For many basic audio documentary productions, the power and flexibility of Pro Tools is overkill, like driving a Formula 1 racecar to the supermarket. Many producers might find it more efficient to consider a more straightforward audio editing program, one with fewer choices, but a faster and simpler workflow. The $95 Hindenburg Journalist lacks Pro Tools many options, but it’s focused on making radio programs, without the distraction of music-production-oriented features.
If you need the greater flexibility of a Pro-Tools-like editing and mixing environment, with aux sends and busses, MIDI, track grouping, etc., but just can’t justify the price of the Pro Tools 10 upgrade, you might want to take a look at REAPER. It’s a capable multitrack audio editor with many of the same attributes as Pro Tools, but available for $60 for a personal license.
But if you’re comfortable editing and mixing in Pro Tools, or require easy interchange with other Pro Tools users, there are many attractive improvements in the latest upgrade to Pro Tools 10. Importing and exporting OMF/AAF data is especially useful.
Pro Tools is still picky about what operating system you use, see Pro Tools 10.0 Qualified Apple Computers (10.6+ required) and Pro Tools 10.0 Qualified Windows Computers). Pro Tools is still a resource hog and can complain your session is too complex as it fails to bounce-out your mix. The bounce-to-disc mixdown function is still (maddeningly) only in real-time. The extensive array of options Pro Tools offers can be hard to assimilate.
But it’s also an industry leader for a reason. Pro Tools’ level of control is quite empowering once you learn how to use even just a small portion of its abilities. While many features, like MIDI, Looping, Virtual Instruments, Scoring, will likely go untouched by most audio documentary producers, its robust and flexible editing and mixing offerings make it attractive to control-freaks and creative folks alike.

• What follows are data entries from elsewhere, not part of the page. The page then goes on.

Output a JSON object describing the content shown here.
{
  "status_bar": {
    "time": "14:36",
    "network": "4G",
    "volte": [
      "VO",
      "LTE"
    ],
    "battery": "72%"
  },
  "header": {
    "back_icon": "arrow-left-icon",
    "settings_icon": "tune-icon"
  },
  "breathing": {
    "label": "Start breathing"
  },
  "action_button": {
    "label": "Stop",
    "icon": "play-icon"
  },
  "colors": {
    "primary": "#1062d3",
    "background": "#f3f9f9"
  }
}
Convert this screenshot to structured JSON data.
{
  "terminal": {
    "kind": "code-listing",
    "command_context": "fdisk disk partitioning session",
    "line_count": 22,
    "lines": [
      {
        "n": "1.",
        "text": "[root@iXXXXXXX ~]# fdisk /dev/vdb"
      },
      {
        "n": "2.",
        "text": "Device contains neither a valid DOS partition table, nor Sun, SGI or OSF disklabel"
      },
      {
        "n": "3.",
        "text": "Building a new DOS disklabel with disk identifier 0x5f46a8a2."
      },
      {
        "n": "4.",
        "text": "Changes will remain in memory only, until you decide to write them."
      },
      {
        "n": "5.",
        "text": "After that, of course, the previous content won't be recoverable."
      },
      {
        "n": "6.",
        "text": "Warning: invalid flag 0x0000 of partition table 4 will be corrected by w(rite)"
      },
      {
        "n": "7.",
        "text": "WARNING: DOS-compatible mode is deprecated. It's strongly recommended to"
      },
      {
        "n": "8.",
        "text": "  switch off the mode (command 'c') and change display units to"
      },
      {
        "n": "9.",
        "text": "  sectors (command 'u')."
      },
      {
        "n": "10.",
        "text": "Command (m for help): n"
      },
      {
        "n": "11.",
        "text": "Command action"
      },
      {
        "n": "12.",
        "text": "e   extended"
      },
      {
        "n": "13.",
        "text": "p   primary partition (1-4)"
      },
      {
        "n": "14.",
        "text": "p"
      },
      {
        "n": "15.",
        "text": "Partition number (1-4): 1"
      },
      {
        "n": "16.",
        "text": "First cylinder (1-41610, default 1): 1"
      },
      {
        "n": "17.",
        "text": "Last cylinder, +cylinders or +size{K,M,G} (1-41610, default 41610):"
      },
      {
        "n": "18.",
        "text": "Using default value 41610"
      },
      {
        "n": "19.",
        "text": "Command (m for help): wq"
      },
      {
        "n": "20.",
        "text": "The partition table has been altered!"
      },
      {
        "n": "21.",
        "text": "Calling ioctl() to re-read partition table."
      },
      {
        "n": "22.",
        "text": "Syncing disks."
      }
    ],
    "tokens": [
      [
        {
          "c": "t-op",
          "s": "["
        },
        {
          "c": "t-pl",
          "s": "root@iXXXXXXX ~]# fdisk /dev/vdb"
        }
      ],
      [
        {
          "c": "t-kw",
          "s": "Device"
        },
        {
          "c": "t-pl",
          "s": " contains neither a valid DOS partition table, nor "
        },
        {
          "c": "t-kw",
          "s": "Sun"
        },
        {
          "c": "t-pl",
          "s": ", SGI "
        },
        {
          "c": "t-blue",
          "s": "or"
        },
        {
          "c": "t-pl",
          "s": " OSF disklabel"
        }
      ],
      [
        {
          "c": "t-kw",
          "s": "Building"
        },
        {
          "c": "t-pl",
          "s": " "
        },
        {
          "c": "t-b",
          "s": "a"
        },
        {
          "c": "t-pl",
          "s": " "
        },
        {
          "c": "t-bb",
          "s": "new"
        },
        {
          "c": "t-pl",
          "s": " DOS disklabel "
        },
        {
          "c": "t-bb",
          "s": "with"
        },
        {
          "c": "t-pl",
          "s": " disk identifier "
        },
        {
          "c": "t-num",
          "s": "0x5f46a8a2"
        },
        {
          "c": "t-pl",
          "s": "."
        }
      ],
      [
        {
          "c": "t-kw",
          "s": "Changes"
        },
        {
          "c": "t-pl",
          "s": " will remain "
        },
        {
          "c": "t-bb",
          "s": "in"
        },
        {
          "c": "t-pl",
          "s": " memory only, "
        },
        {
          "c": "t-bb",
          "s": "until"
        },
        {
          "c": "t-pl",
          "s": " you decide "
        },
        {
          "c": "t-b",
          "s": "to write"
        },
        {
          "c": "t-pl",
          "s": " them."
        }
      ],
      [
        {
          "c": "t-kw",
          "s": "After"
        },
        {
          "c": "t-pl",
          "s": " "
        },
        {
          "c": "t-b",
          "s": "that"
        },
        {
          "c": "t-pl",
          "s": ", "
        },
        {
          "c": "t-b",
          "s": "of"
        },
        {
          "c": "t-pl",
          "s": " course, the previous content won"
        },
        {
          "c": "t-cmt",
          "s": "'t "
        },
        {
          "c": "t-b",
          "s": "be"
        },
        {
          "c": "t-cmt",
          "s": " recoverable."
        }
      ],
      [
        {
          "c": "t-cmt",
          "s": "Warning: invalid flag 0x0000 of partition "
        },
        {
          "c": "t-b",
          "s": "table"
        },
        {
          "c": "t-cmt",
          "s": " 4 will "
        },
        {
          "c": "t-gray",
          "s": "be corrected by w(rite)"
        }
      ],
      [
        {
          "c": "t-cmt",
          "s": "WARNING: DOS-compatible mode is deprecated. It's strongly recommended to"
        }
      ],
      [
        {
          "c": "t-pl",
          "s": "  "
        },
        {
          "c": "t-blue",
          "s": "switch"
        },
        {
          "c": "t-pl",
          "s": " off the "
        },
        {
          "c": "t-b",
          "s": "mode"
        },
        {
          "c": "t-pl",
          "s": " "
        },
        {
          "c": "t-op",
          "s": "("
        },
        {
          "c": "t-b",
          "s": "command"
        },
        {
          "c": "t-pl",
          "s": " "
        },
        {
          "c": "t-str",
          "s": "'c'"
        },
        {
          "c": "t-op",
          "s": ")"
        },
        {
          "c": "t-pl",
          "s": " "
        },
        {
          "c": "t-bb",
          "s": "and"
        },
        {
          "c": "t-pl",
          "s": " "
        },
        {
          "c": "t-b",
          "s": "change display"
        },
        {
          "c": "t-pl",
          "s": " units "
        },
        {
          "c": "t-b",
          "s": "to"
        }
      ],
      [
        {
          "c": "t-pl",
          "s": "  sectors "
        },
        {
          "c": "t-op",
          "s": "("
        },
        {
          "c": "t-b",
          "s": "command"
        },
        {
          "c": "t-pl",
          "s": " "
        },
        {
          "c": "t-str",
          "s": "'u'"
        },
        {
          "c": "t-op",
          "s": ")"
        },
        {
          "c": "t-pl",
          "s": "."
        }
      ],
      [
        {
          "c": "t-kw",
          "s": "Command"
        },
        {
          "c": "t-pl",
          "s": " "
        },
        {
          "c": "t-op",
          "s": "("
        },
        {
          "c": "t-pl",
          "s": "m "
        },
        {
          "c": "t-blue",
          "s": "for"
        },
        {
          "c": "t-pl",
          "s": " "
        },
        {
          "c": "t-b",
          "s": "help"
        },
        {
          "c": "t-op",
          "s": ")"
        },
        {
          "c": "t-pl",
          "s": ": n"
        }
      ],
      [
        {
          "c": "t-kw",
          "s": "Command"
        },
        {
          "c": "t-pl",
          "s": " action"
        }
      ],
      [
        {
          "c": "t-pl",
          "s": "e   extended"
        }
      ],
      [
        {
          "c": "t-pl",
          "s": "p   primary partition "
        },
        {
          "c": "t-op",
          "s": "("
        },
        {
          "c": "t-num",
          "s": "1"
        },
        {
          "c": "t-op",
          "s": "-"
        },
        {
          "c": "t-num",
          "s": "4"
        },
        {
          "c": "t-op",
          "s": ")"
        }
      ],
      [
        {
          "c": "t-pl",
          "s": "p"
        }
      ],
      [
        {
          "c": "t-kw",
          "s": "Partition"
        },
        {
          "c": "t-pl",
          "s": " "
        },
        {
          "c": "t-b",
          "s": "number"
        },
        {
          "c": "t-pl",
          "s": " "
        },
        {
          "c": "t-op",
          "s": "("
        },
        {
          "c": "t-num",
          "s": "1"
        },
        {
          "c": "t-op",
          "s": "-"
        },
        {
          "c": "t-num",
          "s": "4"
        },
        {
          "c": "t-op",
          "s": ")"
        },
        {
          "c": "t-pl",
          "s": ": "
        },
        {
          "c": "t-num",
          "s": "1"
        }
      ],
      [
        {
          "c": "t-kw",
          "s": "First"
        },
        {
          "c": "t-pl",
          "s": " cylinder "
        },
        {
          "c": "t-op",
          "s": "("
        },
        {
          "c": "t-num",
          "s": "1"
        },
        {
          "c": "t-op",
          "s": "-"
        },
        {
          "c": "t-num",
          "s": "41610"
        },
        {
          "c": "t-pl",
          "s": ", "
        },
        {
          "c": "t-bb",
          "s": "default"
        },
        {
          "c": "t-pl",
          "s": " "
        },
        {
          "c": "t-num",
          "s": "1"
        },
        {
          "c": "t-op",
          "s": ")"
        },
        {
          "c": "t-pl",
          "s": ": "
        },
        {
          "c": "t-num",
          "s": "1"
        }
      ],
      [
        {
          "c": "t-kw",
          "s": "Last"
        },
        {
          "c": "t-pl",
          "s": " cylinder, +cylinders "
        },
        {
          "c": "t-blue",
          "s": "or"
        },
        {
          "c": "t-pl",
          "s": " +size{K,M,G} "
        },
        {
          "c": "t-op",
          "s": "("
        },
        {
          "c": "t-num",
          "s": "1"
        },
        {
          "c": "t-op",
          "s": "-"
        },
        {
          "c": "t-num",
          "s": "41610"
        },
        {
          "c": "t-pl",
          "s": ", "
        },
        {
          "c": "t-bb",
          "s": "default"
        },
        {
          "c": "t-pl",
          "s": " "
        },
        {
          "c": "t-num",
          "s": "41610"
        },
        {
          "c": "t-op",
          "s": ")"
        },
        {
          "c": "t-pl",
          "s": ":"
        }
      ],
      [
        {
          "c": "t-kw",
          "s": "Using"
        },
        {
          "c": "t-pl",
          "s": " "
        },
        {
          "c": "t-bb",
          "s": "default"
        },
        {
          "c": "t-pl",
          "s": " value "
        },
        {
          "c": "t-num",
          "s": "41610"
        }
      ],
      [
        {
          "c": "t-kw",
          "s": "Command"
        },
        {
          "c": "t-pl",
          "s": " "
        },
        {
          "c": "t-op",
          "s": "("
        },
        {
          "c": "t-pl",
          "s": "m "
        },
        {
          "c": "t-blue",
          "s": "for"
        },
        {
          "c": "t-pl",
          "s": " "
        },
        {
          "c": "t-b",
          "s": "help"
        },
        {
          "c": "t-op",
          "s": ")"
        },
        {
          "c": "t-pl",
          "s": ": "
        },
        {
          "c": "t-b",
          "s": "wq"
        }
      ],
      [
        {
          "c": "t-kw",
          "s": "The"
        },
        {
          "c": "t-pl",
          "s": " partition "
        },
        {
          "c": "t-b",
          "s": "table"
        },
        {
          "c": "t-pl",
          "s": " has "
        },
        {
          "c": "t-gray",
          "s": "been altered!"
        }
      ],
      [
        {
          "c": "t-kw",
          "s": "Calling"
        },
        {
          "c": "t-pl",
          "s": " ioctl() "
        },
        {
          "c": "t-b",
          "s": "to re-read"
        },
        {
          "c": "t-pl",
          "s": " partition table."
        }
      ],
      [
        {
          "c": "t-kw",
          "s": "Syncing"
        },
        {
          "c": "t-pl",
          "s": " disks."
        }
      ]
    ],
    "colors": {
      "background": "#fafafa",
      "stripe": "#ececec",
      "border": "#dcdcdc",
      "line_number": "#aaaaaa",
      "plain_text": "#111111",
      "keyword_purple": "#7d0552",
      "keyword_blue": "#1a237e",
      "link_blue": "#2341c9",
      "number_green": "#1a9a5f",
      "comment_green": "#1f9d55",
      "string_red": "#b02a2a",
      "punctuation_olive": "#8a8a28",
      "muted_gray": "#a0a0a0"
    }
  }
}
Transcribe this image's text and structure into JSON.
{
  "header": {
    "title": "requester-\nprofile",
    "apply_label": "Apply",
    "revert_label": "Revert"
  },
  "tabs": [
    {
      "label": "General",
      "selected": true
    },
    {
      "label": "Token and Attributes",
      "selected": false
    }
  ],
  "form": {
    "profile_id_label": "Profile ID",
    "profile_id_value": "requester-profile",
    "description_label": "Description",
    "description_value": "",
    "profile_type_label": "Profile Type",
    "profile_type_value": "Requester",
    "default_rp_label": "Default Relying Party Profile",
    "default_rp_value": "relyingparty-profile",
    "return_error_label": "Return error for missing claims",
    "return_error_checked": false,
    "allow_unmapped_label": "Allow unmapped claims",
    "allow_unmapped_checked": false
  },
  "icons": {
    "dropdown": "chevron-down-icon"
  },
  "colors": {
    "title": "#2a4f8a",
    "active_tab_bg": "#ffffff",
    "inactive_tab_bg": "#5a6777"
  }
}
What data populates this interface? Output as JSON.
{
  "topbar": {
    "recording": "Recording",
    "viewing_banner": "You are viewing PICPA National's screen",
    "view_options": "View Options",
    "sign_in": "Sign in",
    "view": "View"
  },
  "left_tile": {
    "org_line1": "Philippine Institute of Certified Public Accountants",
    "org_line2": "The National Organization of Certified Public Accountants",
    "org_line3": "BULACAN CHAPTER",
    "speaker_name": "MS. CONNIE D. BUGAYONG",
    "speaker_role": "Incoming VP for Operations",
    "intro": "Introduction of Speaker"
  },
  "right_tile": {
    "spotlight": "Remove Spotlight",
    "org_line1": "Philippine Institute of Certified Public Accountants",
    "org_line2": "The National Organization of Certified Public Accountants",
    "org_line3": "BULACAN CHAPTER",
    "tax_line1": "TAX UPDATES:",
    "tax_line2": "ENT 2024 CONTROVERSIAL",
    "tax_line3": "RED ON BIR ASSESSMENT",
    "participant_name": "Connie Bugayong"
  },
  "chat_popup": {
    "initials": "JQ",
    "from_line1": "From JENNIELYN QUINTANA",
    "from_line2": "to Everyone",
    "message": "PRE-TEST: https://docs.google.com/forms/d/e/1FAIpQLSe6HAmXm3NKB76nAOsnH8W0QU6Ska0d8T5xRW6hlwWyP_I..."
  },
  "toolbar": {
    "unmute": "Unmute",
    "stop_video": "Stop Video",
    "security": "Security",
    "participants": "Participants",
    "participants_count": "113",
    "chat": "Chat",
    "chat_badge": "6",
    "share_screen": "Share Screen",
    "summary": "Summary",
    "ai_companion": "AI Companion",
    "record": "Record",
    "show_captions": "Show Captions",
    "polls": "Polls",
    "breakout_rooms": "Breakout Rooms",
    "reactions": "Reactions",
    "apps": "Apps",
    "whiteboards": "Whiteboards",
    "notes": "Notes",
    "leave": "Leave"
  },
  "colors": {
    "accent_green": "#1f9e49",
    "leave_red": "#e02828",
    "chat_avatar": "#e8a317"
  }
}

It is an expensive upgrade, but you do get some big bangs for those extra bucks. The ability to connect with a wide variety of audio interfaces, or to simply use the computer’s built-in audio, is a game-changer. Other seemingly more modest improvements may prove just as useful: clip gain will streamline many mixing tasks, and the ability to import and use interleaved files may eliminate inefficient file duplication.
On a practical front, if you get a new computer, or upgrade your current machine to Windows 7 or Mac OS 10.7 (Lion) or higher, you have to buy (or upgrade to) Pro Tools 9 or 10 for reliable performance. In most cases, Pro Tools 8 or older won’t run at all on the latest OS versions.
The arrival of Hindenburg Journalist, the release of the Mac version of Adobe Audition (finally making it both Windows and Mac compatible) and the growing popularity of REAPER have all caused some drift away from Pro Tools being the radio production standard. But it remains a popular system, especially in commercial music production. All the improvements keep it competitive, and there are some real advantages in Pro Tools 10 for those on the Pro Tools path.